A push from the White House to finish all the reviews on the Port of Charleston deepening project by 2015 has local officials excited.
"This announcement represents more good news for our deepening project, and demonstrates that the highest levels of our government understand the critical need to advance this project," Jim Newsome, president and CEO of the South Carolina Ports Authority (SCPA), said in a press release. "In just two years, we have gone from not being included in the President's Budget to now being a top priority. We are grateful for the Administration's commitment."
"It is just Excellent news," Charleston Mayor Joe Riley said. "And it is the result of very hard work on the parts of Jim Newsome, the Director of the SCPA and Sen. (Lindsey) Graham and Congressman (James) Clyburn."
"The fact is that what the president did is so wise," Riley continued. "For American manufacturers and exporters, the fact is that deepened ports able to handle modernized, post-PanaMax ships is essential for the American economy."
The White House's "We Can't Wait" initiative commits the U.S. Army Corps of Engineers to completing all federal reviews of the Charleston Port project by September 2015. The Corps will be implementing an "aggressive planning schedule for the Charleston Harbor Feasibility Study that will examine the benefits and costs of deepening the Federal navigation channel for Charleston Harbor from its existing depth of 45 feet to a maximum of 50 feet to accommodate larger cargo vessels and other ships, ultimately facilitating a more efficient movement of goods. The study is expected to be complete within 3 years – much earlier than the over 10 year average," according to a White House press release.

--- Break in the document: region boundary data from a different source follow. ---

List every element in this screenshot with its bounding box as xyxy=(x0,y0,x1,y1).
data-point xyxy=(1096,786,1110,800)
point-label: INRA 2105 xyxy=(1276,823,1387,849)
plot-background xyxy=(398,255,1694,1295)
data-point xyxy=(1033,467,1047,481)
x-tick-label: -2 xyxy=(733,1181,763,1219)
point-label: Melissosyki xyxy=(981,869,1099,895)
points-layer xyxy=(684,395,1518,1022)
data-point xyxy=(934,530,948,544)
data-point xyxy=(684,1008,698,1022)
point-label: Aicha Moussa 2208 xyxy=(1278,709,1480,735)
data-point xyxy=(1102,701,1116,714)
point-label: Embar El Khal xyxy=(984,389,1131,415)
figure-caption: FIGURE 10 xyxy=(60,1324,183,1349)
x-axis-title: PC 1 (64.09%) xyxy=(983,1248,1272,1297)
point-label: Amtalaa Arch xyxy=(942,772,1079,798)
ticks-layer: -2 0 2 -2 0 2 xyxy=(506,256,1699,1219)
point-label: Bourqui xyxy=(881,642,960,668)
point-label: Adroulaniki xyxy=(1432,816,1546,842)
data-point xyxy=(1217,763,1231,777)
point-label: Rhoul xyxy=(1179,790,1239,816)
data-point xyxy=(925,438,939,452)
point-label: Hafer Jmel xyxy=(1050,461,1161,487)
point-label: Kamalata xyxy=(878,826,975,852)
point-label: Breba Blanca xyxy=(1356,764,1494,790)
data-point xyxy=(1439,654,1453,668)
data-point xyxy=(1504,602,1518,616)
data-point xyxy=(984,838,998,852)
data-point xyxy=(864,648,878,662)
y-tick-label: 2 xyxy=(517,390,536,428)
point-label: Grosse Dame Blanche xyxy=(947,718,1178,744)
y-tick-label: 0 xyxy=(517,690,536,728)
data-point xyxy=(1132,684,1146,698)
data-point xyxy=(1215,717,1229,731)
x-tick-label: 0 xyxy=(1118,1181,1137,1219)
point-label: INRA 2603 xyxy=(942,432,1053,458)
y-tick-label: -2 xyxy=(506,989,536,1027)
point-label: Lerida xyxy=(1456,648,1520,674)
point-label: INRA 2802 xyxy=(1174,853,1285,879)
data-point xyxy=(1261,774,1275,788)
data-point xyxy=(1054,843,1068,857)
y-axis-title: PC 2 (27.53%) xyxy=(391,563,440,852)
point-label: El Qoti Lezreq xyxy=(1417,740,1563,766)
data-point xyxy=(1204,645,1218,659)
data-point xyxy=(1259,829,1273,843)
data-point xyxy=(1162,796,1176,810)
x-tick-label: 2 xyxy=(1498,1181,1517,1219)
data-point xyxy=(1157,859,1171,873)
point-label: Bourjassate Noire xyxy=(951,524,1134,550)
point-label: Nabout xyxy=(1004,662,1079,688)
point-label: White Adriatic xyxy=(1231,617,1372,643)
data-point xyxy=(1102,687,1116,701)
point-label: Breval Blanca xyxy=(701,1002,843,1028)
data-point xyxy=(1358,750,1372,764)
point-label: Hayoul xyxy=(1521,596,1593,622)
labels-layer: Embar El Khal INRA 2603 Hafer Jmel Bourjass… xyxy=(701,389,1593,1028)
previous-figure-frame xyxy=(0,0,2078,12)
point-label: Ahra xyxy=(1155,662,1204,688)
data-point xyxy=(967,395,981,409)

Noting that more and more products are being exported through southeastern ports, Riley said the commitment to modernize Charleston Harbor will not only mean more jobs for the Lowcountry and the State of South Carolina but for the nation as a whole.
Along with Graham and Clyburn, Riley has played a significant role in keeping the Charleston Port project on the national radar. In both of his face-to-face meetings with Obama since 2010 Riley said he made sure to tell the president how important the project was.
"I felt with the ending of earmarks the harbor deepening would only happen through the support of the executive branch," Riley said. "The president talks about modernizing ports and airports and rail line and this project is right in that wheelhouse."
Riley said with the commitment to expedite federal reviews, the Charleston Port project will have several advantages, one of the major ones being that South Carolina legislators have already committed the state funds necessary for the project.
"The state has stepped up and put the funding there," Riley said. "So when the reviews are done it is read to go."